Do an honest appraisal of your day, then imagine a happy outcome (great turns, survival, sharing a beer afterwards). Then a negative one (death, carnage, running into Justin Bieber). Accidents in the backcountry tend to be a cascade of smaller errors that combine to produce a catastrophe–do your decisions read like that? Creating your alternate endings takes just a minute or two, but in verbalizing your day’s story up to a particular decision, you might see a pattern developing. If it’s negative, then do something about it!
The great thing about the alternate-ending debrief is you can do it in the moment, or during the drive home. Try to be open to hearing other perspectives and critiques, and explore your decisions. You’ll be wiser for it and you’ll accrue experience more quickly than you might otherwise. And you’ll be way more likely to experience a happy ending, than not.

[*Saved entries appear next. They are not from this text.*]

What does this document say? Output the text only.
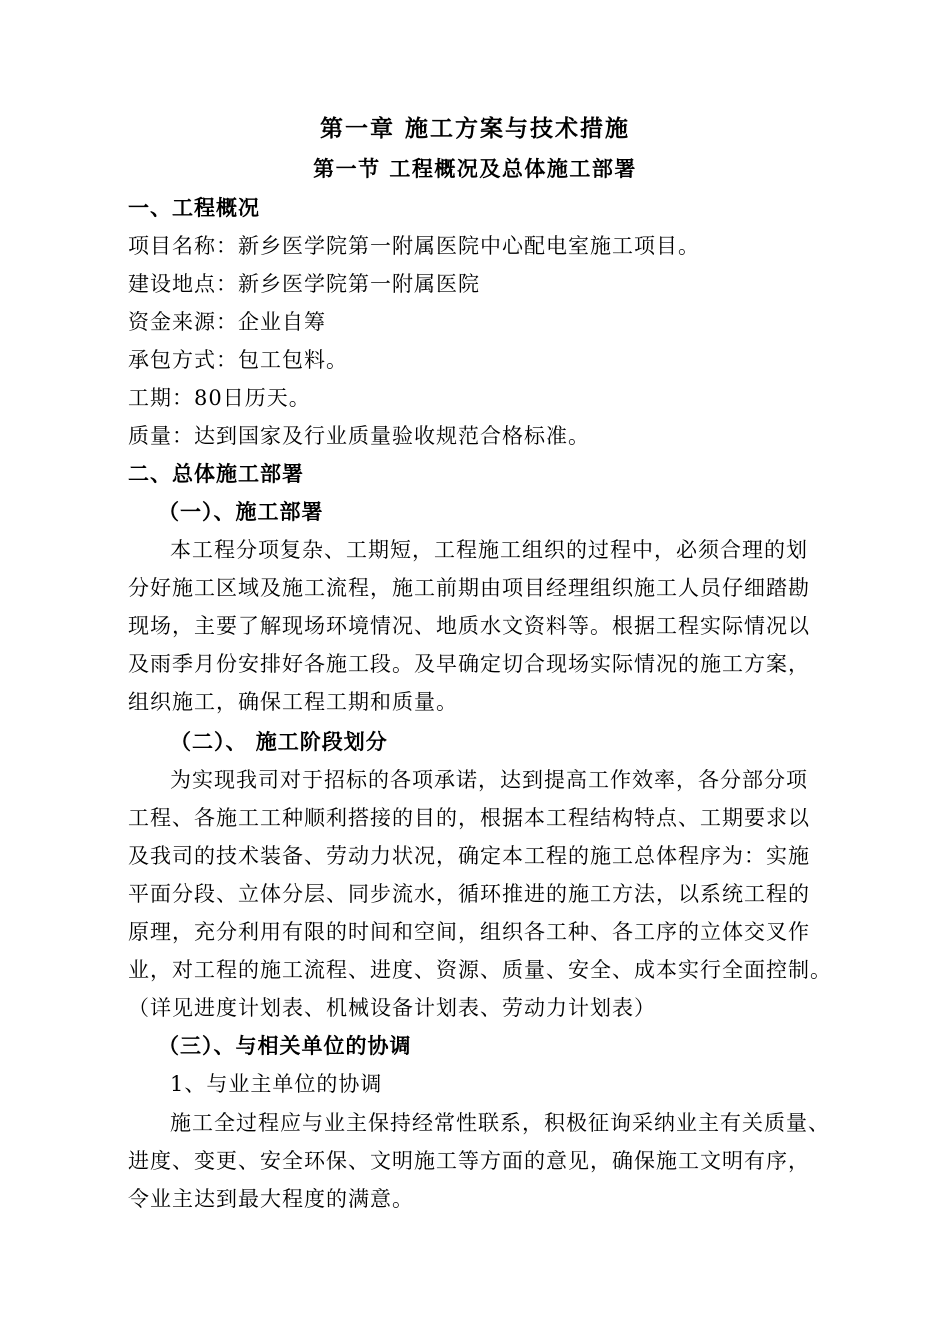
第一章 施工方案与技术措施
第一节 工程概况及总体施工部署
一、工程概况
项目名称：新乡医学院第一附属医院中心配电室施工项目。
建设地点：新乡医学院第一附属医院
资金来源：企业自筹
承包方式：包工包料。
工期：80日历天。
质量：达到国家及行业质量验收规范合格标准。
二、总体施工部署
（一）、施工部署
本工程分项复杂、工期短，工程施工组织的过程中，必须合理的划
分好施工区域及施工流程，施工前期由项目经理组织施工人员仔细踏勘
现场，主要了解现场环境情况、地质水文资料等。根据工程实际情况以
及雨季月份安排好各施工段。及早确定切合现场实际情况的施工方案，
组织施工，确保工程工期和质量。
（二）、 施工阶段划分
为实现我司对于招标的各项承诺，达到提高工作效率，各分部分项
工程、各施工工种顺利搭接的目的，根据本工程结构特点、工期要求以
及我司的技术装备、劳动力状况，确定本工程的施工总体程序为：实施
平面分段、立体分层、同步流水，循环推进的施工方法，以系统工程的
原理，充分利用有限的时间和空间，组织各工种、各工序的立体交叉作
业，对工程的施工流程、进度、资源、质量、安全、成本实行全面控制。
（详见进度计划表、机械设备计划表、劳动力计划表）
（三）、与相关单位的协调
1、与业主单位的协调
施工全过程应与业主保持经常性联系，积极征询采纳业主有关质量、
进度、变更、安全环保、文明施工等方面的意见，确保施工文明有序，
令业主达到最大程度的满意。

EO contributing editor Rob Coppolillo is a keen student in the avalanche game. He’s pursuing his international guiding certification through the American Mountain Guides Association and has completed his AIARE level 1, 2, and 3 courses.
Light Gear for Going Huge
“Rando racing” is the rage these days. For those who haven’t seen it, it involves skinning uphill, then ripping the hides and bombing down to the next transition and doing it again. The Colorado Ski-Mountaineering Cup (cosmicski.com) offers you 15 events this winter alone—so gear up and try one out! See page 30 for options.
Meanwhile, check out the coolest backcountry-worthy gear to come out of the rando scene. Light enough to speed you up; burly enough to go huge.
The C.A.M.P. X3 600 pack ($120; camp-usa.com) carries a day’s worth of gear, at a mere 600 grams. Stash your skis for a bootpack without taking off the pack, too, just like the rando geeks. C.A.M.P. also makes the world’s lightest crampons—the Race 290 (yes, that’s grams, $180) fits boots with Dynafit-style tech fittings and uses a Dyneema strap, rather than a weighty steel bar.
Meanwhile the Dynafit (dynafit.com) crew continues to bleed rando-efficient elements into its backcountry line, including the Vulcan boot (1590 grams). The Vulcan ($1,000) offers the range of motion of a rando-racing boot, but the stiffness (believe me, it’s stout!) of an alpine boot.
Marry them with the Speed Radical ($400) binding (the function of a Dyna binding at only 341 grams), and the fatty Huascaran ski (115mm underfoot; sub-8 pounds for a pair; tip and tail rocker, $900), and you’re big-mountain freeriding at less than half the weight of your alpine set up. —R.C.